The technique described here is very basic, but useful nonetheless.

Let’s make the following (cringy :-D) assumptions:

1. No interactions between surfaces (i.e., no GI, no occlusion, etc…).
2. The only light source is an IBL (environment) map placed at infinity which orientation is anchored to the camera.
3. Each surface point P is made of a perfectly rough white material which simply “collects” the light that arrives to P from above the hemiplane defined by (P,N).

Under such assumptions a ball floating in the void looks like this image rendered in Maverick Studio with a procedural sphere primitive and a standard material:

The illumination collected by each point P and radiated back to the camera (+ tonemapping) happens to be, exactly, one particular pixel in the rendered ball as depicted in the hand-drawn diagram above.

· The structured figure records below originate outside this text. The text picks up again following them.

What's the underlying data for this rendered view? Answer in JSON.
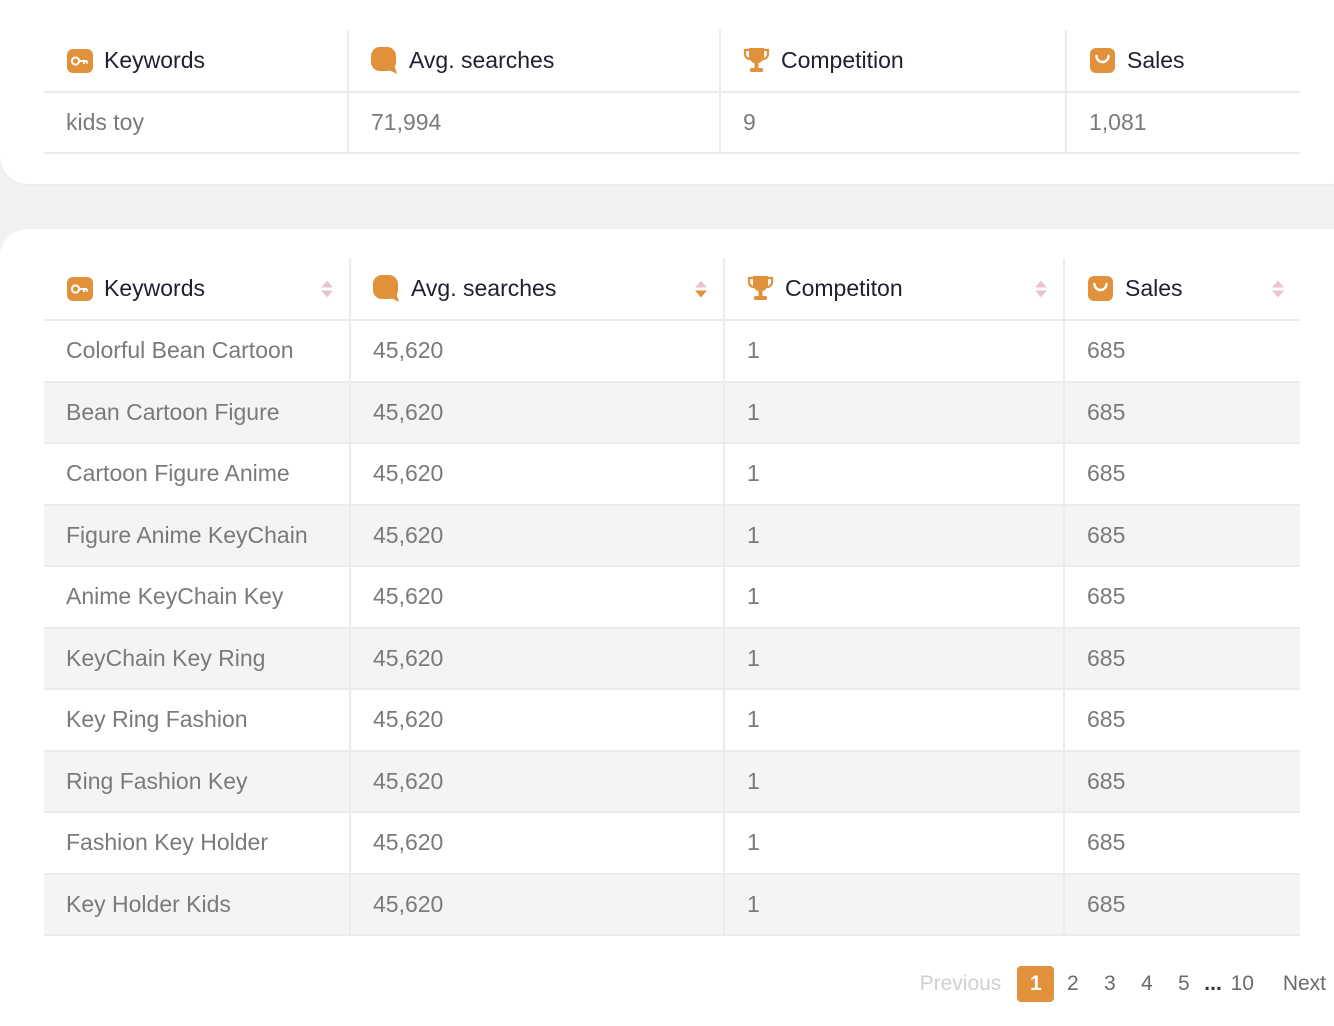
{
  "accent_color": "#E0913A",
  "summary": {
    "headers": [
      {
        "label": "Keywords",
        "icon": "key-icon"
      },
      {
        "label": "Avg. searches",
        "icon": "search-icon"
      },
      {
        "label": "Competition",
        "icon": "trophy-icon"
      },
      {
        "label": "Sales",
        "icon": "shopping-bag-icon"
      }
    ],
    "row": {
      "keyword": "kids toy",
      "avg_searches": "71,994",
      "competition": "9",
      "sales": "1,081"
    }
  },
  "results": {
    "headers": [
      {
        "label": "Keywords",
        "icon": "key-icon"
      },
      {
        "label": "Avg. searches",
        "icon": "search-icon"
      },
      {
        "label": "Competiton",
        "icon": "trophy-icon"
      },
      {
        "label": "Sales",
        "icon": "shopping-bag-icon"
      }
    ],
    "active_sort": "Avg. searches descending",
    "rows": [
      {
        "keyword": "Colorful Bean Cartoon",
        "avg_searches": "45,620",
        "competition": "1",
        "sales": "685"
      },
      {
        "keyword": "Bean Cartoon Figure",
        "avg_searches": "45,620",
        "competition": "1",
        "sales": "685"
      },
      {
        "keyword": "Cartoon Figure Anime",
        "avg_searches": "45,620",
        "competition": "1",
        "sales": "685"
      },
      {
        "keyword": "Figure Anime KeyChain",
        "avg_searches": "45,620",
        "competition": "1",
        "sales": "685"
      },
      {
        "keyword": "Anime KeyChain Key",
        "avg_searches": "45,620",
        "competition": "1",
        "sales": "685"
      },
      {
        "keyword": "KeyChain Key Ring",
        "avg_searches": "45,620",
        "competition": "1",
        "sales": "685"
      },
      {
        "keyword": "Key Ring Fashion",
        "avg_searches": "45,620",
        "competition": "1",
        "sales": "685"
      },
      {
        "keyword": "Ring Fashion Key",
        "avg_searches": "45,620",
        "competition": "1",
        "sales": "685"
      },
      {
        "keyword": "Fashion Key Holder",
        "avg_searches": "45,620",
        "competition": "1",
        "sales": "685"
      },
      {
        "keyword": "Key Holder Kids",
        "avg_searches": "45,620",
        "competition": "1",
        "sales": "685"
      }
    ]
  },
  "pagination": {
    "previous": "Previous",
    "pages": [
      "1",
      "2",
      "3",
      "4",
      "5"
    ],
    "ellipsis": "...",
    "last_page": "10",
    "next": "Next",
    "current": "1"
  }
}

Note that due to the constraints set, this color depends exclusively on the normal N at P but not on P itself. In other words, the rendered ball effectively precomputes what any surface point P sees through its normal N.

The goal in this post is to benefit from this knowledge in a rasterization viewport. So let’s jump now to the world of pixel shaders. In our vertex shader, let’s transform the object’s normals N to camera space Nc and let’s drop the resulting Z coordinate. (Nc.x,Nc.y) are the geometry normals projected to screen space. Let’s normalize these: Nc’=normalize(Nc.x,Nc.y)

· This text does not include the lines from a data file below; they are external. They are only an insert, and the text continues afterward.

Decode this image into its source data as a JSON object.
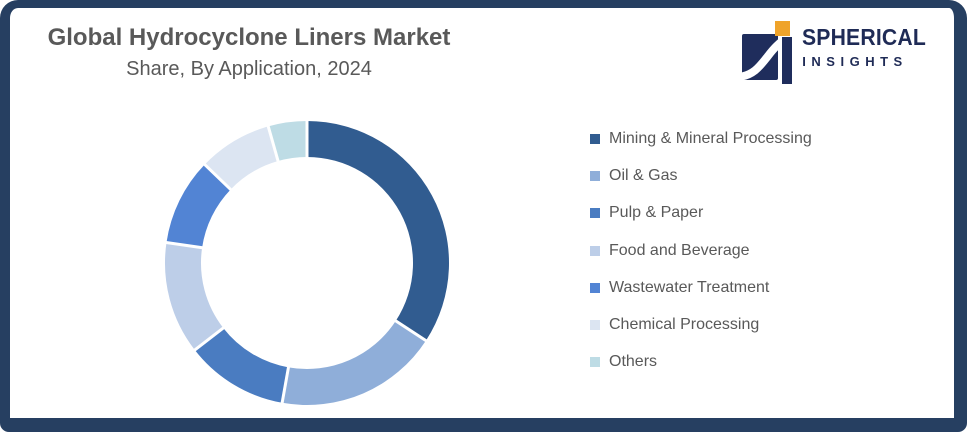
{
  "header": {
    "title": "Global Hydrocyclone Liners Market",
    "subtitle": "Share, By Application, 2024"
  },
  "logo": {
    "name": "SPHERICAL",
    "tagline": "INSIGHTS"
  },
  "colors": {
    "frame": "#263F61",
    "title_text": "#595959",
    "legend_text": "#595959",
    "logo_navy": "#1F2B56",
    "logo_orange": "#EFA32A",
    "gap": "#FFFFFF"
  },
  "chart_data": {
    "type": "pie",
    "subtype": "donut",
    "title": "Global Hydrocyclone Liners Market Share, By Application, 2024",
    "start_angle_deg": 0,
    "direction": "clockwise",
    "inner_radius_ratio": 0.75,
    "data_labels": false,
    "legend_position": "right",
    "values_are_estimates_from_arc_angles": true,
    "segments": [
      {
        "label": "Mining & Mineral Processing",
        "value": 34.2,
        "color": "#315C90"
      },
      {
        "label": "Oil & Gas",
        "value": 18.6,
        "color": "#8FAED9"
      },
      {
        "label": "Pulp & Paper",
        "value": 11.7,
        "color": "#4A7CC1"
      },
      {
        "label": "Food and Beverage",
        "value": 12.8,
        "color": "#BDCEE8"
      },
      {
        "label": "Wastewater Treatment",
        "value": 9.9,
        "color": "#5284D4"
      },
      {
        "label": "Chemical Processing",
        "value": 8.4,
        "color": "#DCE5F2"
      },
      {
        "label": "Others",
        "value": 4.4,
        "color": "#BEDCE5"
      }
    ]
  }
}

Let’s upload the ball render as a regular 2D texture and let’s define the following UV space:

Nc’ is normalized, so the UVs generated will cover the interior of the ball only. Normals at grazing angles will be near the perimeter of the texture’s ball.

In our fragment shader, let’s simply output the color found in the ball image at the UVs computed as described. Here’s the result:

Of course, physically-based materials are more complicated than this. In general, the amount of light received by the surface from the (P,N) hemiplane through each possible incoming direction and then bounced back through each possible outgoing direction depends on both directions, and also on the properties of the material. This is basically the definition of a BRDF, BTW.

But because we set the constraint that the lights are not moving (i.e., the IBL stays fixed with respect to the camera) the incoming and outgoing directions and hence the behavior of the BRDF ends up being a function of N and nothing else. So this method still works no matter what material we render the ball with (well… excluding refractions :-D).

Here goes another example with the same IBL but adding some specularity to the material:

Of course this could be pushed further with some SSAO or any other technique that approximates self-shadowing. But this is a very compact and cheap (memory/code/effort) way to display models in an easy-to-author appealing way.

Some final notes:

• If you want to be accurate, the ball should be rendered with an orthographic camera (i.e., not with a perspective camera).
• For blurry/glossy or diffuse reflections, you can get away with a low-res ball render. However, make sure that the UVs that you generate don’t step on the antialias pixels at the boundary of the rendered ball. Otherwise the model will look b0rked at grazing angles.
• This technique can be extended by using 2 ball images: one with the diffuse component of the material, and another with the specular component. This way the fragment shader could modulate the diffuse part and the specular part by separate colors that could be passed as inputs to the shader. Keep in mind that this would require that the ball images and the colors are passed in linear (instead of sRGB) space and that the resulting color is sent back to sRGB.